VPS vs Serverlose Funktionen
VPS vs. serverlos: Kosten, Cold Starts und Kontrolle
Serverlos wird pro Aufruf abgerechnet und skaliert auf null – unschlagbar für wirklich intermittierende Workloads. Ab etwa einer Million Aufrufen pro Monat ist ein 12-$-VPS meist günstiger – und er hat keine Cold Starts, kein Ausführungszeitlimit, keine anbieterspezifische Laufzeit und keinen Egress-Aufschlag. Serverlos optimiert für spitzenartige Nachfrage; ein VPS optimiert für gleichmäßige Nachfrage und Portabilität.
| Dimension | VPS | Serverlose Funktionen |
|---|---|---|
| Leerlaufkosten | Voller Planpreis | Null |
| Kosten bei Skalierung | Fest | Wächst mit jeder Anfrage |
| Cold Starts | Keine | 100 ms bis mehrere Sekunden |
| Ausführungslimit | Keine | Typischerweise 15 Minuten |
| Langlebige Verbindungen | Nativ | Unmöglich oder unpraktisch |
| Lock-in | Keine | Hoch |
Welche sollten Sie wählen?
VPS
Wählen Sie einen VPS für gleichmäßigen Traffic, Hintergrundprozesse, WebSockets und alles, was Sie später verschieben möchten.
Serverlose Funktionen
Wählen Sie Serverless für wirklich stoßartige, zustandslose, kurze Arbeiten – und beobachten Sie die Aufrufanzahl.
Häufig gestellte Fragen
Ab welchem Punkt ist ein VPS kostengünstiger als Serverless?
Ungerechnet etwa eine Million Aufrufe pro Monat für einen einfachen Handler, und viel früher, sobald der Datenverkehr nach außen berücksichtigt wird.
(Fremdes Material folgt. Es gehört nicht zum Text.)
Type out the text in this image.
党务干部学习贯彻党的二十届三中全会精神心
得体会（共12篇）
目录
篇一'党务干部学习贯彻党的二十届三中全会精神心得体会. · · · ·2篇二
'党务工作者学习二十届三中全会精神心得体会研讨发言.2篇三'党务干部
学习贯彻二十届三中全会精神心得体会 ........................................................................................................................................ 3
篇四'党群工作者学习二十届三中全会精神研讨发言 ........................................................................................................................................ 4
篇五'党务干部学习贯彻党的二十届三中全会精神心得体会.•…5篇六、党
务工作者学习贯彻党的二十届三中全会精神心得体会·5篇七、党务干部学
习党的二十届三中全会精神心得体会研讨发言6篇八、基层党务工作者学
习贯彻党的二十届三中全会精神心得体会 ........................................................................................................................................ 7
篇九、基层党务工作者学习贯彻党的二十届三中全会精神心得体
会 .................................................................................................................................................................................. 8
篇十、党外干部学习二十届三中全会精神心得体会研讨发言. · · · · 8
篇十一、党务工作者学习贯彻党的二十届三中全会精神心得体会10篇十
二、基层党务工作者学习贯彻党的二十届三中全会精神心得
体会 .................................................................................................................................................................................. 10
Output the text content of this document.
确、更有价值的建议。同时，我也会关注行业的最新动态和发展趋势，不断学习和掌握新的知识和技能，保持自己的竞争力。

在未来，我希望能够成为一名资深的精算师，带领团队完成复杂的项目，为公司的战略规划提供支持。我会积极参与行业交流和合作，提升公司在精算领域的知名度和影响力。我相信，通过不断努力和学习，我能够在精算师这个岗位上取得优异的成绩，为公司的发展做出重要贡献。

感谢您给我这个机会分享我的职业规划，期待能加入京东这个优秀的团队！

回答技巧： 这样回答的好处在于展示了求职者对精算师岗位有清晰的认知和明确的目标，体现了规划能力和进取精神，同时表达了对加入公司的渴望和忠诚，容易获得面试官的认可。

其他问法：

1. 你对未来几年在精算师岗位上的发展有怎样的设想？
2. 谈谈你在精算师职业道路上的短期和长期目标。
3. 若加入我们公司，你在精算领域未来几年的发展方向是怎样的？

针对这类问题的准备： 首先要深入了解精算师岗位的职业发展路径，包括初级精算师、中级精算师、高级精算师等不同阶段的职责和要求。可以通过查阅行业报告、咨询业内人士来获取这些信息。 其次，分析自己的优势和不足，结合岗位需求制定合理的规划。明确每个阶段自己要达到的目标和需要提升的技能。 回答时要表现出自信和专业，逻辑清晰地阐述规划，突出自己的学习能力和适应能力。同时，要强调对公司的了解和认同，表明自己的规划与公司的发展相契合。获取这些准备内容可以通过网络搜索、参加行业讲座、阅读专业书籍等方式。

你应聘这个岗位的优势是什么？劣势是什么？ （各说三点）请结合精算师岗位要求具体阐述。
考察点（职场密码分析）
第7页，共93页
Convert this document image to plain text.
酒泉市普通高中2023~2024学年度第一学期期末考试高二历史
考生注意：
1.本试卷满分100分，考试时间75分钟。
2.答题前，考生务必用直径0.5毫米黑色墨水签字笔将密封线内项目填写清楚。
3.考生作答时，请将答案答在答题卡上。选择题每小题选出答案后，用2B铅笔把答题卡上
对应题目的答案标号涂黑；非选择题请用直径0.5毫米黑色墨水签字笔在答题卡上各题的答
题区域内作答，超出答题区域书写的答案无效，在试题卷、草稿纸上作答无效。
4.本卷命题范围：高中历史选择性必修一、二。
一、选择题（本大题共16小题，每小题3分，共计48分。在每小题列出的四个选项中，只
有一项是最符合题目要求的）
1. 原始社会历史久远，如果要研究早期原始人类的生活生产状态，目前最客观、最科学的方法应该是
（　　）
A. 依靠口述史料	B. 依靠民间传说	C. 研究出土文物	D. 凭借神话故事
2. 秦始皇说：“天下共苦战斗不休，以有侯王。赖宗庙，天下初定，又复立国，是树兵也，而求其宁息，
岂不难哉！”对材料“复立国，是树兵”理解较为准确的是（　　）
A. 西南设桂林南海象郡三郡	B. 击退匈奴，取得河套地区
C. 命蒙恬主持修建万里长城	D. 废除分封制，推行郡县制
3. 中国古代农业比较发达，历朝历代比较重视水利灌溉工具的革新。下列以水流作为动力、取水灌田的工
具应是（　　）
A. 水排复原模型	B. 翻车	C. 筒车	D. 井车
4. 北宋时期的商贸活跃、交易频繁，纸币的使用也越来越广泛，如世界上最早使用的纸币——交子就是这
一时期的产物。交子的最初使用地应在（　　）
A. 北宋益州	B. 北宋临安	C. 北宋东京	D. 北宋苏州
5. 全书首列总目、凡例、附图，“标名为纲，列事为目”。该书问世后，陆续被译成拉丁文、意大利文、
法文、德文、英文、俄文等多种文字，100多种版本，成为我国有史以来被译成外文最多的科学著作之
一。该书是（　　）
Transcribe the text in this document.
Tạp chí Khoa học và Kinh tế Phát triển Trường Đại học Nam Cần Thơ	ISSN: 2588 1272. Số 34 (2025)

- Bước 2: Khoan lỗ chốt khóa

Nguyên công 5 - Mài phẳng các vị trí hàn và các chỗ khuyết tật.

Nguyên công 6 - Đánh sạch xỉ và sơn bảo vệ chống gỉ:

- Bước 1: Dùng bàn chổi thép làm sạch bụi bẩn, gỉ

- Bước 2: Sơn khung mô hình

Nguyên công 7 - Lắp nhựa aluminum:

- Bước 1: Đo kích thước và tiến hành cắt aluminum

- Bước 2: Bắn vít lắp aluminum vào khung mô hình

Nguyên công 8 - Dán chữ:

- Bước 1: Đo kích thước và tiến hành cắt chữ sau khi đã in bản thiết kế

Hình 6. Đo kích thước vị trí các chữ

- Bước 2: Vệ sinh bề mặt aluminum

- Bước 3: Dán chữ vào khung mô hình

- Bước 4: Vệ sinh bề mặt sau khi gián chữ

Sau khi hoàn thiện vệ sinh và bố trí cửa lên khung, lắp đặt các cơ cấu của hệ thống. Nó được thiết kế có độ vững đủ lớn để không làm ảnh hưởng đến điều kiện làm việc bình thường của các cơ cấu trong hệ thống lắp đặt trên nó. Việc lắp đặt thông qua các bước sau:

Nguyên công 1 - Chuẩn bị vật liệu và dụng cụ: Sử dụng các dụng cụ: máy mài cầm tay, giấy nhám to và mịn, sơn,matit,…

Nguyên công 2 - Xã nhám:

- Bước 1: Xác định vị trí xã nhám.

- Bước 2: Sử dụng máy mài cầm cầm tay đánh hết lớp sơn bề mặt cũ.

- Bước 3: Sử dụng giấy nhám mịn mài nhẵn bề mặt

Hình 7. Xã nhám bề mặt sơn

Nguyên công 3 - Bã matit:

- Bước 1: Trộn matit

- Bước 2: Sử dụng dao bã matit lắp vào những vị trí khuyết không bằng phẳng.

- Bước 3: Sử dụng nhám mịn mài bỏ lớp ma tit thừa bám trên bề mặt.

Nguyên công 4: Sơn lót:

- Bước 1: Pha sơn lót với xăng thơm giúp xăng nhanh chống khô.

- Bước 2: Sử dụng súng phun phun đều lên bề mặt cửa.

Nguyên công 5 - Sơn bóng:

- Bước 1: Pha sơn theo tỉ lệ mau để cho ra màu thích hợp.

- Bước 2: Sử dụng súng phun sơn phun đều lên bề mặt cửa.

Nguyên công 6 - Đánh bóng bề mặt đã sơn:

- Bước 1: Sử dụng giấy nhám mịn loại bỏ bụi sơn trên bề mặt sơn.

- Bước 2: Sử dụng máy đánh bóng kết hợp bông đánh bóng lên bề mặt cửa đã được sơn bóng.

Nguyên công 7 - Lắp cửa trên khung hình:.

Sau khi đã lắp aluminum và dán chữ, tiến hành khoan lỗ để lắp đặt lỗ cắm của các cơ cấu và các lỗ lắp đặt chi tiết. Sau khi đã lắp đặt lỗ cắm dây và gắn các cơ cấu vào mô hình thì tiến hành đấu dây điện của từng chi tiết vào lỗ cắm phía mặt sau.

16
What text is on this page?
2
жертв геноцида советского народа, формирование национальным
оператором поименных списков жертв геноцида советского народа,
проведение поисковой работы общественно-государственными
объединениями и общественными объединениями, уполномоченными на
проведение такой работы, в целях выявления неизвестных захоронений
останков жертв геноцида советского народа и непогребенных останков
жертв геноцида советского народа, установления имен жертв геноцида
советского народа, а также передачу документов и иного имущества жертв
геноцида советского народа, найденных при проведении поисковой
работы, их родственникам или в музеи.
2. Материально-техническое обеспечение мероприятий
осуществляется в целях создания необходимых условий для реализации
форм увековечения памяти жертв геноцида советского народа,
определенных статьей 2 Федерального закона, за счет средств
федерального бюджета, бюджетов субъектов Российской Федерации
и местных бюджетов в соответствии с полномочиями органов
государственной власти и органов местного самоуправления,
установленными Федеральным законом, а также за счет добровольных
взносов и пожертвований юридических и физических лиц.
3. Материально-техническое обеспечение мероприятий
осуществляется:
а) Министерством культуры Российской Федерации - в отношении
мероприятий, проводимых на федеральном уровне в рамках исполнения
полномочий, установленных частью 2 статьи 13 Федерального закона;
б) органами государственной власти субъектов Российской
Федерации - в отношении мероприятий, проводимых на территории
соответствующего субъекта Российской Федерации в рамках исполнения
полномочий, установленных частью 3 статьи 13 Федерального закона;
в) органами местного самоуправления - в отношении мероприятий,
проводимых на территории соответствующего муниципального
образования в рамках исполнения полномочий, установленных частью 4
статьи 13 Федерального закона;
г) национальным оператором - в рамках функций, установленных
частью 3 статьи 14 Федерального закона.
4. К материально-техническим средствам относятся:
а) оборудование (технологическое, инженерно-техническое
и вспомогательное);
Langläufige oder speicherintensive Funktionen überschreiten den Punkt weit früher.
Kann ich einen WebSocket-Server auf Serverless betreiben?
Nicht ohne Weiteres. Serverless ist für kurze zustandslose Aufrufe konzipiert; persistente Verbindungen benötigen einen verwalteten Gateway, der Kosten und Komplexität erhöht. Ein VPS handhabt sie nativ.